A primary goal of this blog is to share with you the
techniques in detail that I have come up with to make Asian Cuisine work for
the home chef. I have a lot of
cookbooks, and to be honest a lot of them contain instructions which are simply
ridiculous. Stir-fry is a great example,
and possibly the one that gives home cooks the most trouble. I am not sure if it is arrogance or simple
ignorance, but as far as I can tell, many formally trained pro chefs don’t know how
to actually cook at home. This attitude
is exemplified on the food porn which has permeated TV over the past
decade. Every ingredient is available
(and pre-diced!) and dozens of pots and pans (all of them gleaming All-Clads)
the walls. You can make as big a mess as
possible because who doesn’t have a dishwasher?
Some kind of vagrant? The stove
is ten times hotter than what a normal person has – and of course it is always,
always gas. In fact, it is almost as if
having an electric stove is like some kind of stigma, as if the home chef shows
by having an electric stove that they aren’t serious enough about their little
hobby, and should stick with frozen pizza and top ramen. I am happy to tell you that when it comes to
asian cuisine, an electric stove is in my opinion equivalent but different than
gas. Read the stir fry section to find
out why.
Likewise, the home chef gets lumped into one of two
categories: the one who wants to spend two days obsessing over crazy minutiae
like removing the green parts from garlic or browning a whole chicken on the
stove before roasting it (I guarantee it browns just fine with only the heat of
the oven) or the frazzled working mom who has only 30 minutes a day to prepare
a healthy meal. I am happy to spend
three days straight cooking (or three weeks if I can find the time), but I
refuse to waste my energy on pointless steps usually dreamed up by long dead
French chefs whom I believe suffered from some type of dementia due to the lead
content of their wine bottles. The time
saved by pruning out pointless and over-challenging cooking steps can be
applied to more important tasks such as (for example) the following:
- Lavishing attention on a lovely woman
- Planning the next days meal – for me this often entails taking a pack of meat or seafood out of the fridge and brining or marinating it.

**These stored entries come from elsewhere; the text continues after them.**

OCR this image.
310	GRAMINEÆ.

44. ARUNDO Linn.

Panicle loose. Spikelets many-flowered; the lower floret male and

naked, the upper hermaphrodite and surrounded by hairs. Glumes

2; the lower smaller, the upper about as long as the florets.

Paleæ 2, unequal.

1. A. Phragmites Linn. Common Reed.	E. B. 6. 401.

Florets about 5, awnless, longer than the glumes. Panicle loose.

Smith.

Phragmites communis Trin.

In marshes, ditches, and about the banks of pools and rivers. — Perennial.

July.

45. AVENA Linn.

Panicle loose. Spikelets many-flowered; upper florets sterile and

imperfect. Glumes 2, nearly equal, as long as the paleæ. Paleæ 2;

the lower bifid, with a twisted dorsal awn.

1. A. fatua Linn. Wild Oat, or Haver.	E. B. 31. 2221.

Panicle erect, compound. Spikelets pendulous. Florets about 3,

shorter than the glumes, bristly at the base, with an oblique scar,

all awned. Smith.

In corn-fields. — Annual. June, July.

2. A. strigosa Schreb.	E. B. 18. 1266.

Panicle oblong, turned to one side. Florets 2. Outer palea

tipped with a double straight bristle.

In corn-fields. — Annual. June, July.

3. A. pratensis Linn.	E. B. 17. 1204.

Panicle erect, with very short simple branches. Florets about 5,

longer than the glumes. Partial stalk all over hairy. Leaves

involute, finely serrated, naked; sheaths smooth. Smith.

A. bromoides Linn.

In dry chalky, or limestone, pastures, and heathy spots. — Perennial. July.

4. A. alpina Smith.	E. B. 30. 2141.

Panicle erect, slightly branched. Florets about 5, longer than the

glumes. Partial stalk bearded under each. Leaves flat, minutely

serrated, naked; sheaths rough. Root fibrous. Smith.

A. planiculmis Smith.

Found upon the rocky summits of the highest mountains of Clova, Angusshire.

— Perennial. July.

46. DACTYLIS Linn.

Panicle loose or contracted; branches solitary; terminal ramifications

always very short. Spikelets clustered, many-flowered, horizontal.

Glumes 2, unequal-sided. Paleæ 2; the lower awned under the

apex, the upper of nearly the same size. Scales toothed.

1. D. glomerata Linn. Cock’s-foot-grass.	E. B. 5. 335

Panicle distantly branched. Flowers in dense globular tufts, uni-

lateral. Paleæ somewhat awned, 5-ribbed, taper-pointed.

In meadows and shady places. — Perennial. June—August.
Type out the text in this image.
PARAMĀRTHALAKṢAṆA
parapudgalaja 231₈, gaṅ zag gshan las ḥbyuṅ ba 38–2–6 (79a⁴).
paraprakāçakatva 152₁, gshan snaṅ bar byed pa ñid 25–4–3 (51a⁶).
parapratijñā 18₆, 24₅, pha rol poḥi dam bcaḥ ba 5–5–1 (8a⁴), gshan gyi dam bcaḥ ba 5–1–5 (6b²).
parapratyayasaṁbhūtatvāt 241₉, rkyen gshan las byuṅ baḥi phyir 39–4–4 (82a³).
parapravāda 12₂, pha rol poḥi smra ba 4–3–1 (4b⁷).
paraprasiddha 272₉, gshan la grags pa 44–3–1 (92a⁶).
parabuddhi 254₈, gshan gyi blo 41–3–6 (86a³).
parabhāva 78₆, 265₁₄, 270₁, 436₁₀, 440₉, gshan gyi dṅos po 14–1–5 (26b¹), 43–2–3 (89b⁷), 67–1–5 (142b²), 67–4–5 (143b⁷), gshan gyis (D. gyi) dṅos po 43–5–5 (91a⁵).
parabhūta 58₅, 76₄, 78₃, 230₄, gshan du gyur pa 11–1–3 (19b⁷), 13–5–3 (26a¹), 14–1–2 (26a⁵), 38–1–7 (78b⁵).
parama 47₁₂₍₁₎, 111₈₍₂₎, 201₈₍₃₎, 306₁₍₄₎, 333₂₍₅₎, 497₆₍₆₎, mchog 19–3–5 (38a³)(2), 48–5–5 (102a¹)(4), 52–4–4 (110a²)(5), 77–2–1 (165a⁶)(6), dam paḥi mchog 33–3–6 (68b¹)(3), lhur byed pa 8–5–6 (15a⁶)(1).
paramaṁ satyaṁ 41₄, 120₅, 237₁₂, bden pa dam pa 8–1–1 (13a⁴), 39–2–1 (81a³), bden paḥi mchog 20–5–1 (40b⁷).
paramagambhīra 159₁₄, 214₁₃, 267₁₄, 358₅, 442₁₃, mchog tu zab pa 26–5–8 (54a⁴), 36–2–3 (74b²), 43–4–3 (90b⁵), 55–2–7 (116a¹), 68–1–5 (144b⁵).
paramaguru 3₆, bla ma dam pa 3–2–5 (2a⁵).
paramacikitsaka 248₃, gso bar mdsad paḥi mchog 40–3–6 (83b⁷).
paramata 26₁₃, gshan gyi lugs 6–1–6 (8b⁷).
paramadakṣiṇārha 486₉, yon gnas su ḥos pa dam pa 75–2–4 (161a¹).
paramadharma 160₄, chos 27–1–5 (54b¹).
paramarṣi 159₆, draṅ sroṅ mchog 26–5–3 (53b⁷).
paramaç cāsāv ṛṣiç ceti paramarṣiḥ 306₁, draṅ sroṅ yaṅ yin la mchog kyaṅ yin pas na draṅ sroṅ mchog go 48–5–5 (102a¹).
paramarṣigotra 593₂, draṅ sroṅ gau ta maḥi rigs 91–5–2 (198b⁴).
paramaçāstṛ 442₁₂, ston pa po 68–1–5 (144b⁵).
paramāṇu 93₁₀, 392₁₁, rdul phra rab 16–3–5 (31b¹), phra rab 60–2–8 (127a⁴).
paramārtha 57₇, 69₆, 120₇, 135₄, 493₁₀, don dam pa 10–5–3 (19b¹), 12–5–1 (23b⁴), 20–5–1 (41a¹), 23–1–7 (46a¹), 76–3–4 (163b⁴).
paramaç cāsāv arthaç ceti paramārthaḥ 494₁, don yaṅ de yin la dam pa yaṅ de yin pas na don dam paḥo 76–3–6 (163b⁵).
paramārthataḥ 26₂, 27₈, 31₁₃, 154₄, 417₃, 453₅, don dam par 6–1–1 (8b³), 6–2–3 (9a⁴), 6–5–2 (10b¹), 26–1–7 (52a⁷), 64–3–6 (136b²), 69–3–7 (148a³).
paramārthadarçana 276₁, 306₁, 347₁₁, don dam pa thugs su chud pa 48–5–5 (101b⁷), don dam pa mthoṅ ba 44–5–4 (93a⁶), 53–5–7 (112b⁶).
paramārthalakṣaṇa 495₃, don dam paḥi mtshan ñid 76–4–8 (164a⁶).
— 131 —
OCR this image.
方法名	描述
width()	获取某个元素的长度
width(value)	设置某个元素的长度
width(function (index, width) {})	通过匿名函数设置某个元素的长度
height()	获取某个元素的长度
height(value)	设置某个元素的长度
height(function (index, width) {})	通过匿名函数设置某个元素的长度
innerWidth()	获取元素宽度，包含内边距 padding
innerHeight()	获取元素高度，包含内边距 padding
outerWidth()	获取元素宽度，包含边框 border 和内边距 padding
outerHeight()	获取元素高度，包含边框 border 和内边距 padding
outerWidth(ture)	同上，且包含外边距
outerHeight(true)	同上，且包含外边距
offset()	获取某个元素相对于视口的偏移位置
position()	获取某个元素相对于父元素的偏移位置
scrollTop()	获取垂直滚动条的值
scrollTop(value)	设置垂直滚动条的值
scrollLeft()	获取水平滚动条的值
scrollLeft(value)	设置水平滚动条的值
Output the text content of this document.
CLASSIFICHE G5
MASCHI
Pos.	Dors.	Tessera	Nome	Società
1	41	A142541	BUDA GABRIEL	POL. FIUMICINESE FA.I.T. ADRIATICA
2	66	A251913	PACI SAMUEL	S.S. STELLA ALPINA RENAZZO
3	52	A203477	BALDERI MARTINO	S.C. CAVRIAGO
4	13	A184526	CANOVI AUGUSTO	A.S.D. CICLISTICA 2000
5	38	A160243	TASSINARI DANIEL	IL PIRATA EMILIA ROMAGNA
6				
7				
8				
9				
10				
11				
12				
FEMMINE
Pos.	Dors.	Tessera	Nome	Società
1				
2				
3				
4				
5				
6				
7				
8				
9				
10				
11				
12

- Making stock from leftover bones
- Preparing home made sauces that you can use for weeks to come
- Adding dessert to the menu
- Making a bread starter
- Brewing beer
- Making cheese
- Jarring tomatoes
- Starting seeds for your vegetable garden
- Preparing and then drinking intricate cocktails
This is just a first list of all the things you can do with
the time you save by focusing on what really matters in your cooking. The result will be a much more complex
cuisine overall, although many of the dishes will be simple (if not always easy
to prepare). I simply do not understand
the logic behind spending two days or more preparing a complex dish with a half
dozen cooking steps (ahem cassoulet) that uses canned broth and tomatoes. Spend your time making fresh broth, jarring
tomatoes, and then just eat the confit on its own. It isn’t that I dislike French Food
particularly, it is just that I don’t have time for it. Likewise, I am not interested in Cantonese
banquet cooking where the chef spends hour carving flowers out of radishes or
layering steamed vegetables to look like a dragon.
I try to carry this attitude forward into the rest of my life. A primary goal for the coming year is to strip unnecessary complexity and look for ways to treat myself to more and more time to grow and explore. This is an example of how the same lessons that help us in the kitchen are also valuable in the rest of our life. This is the primary message I hope to convey. Think for example of the countless hours spent decorating a house with lights one week and removing them the next. To my mind there are so many more ways to spend this time wisely, some of them listed above (especially #1). Focus on what matters to you, not what someone else tells you is important.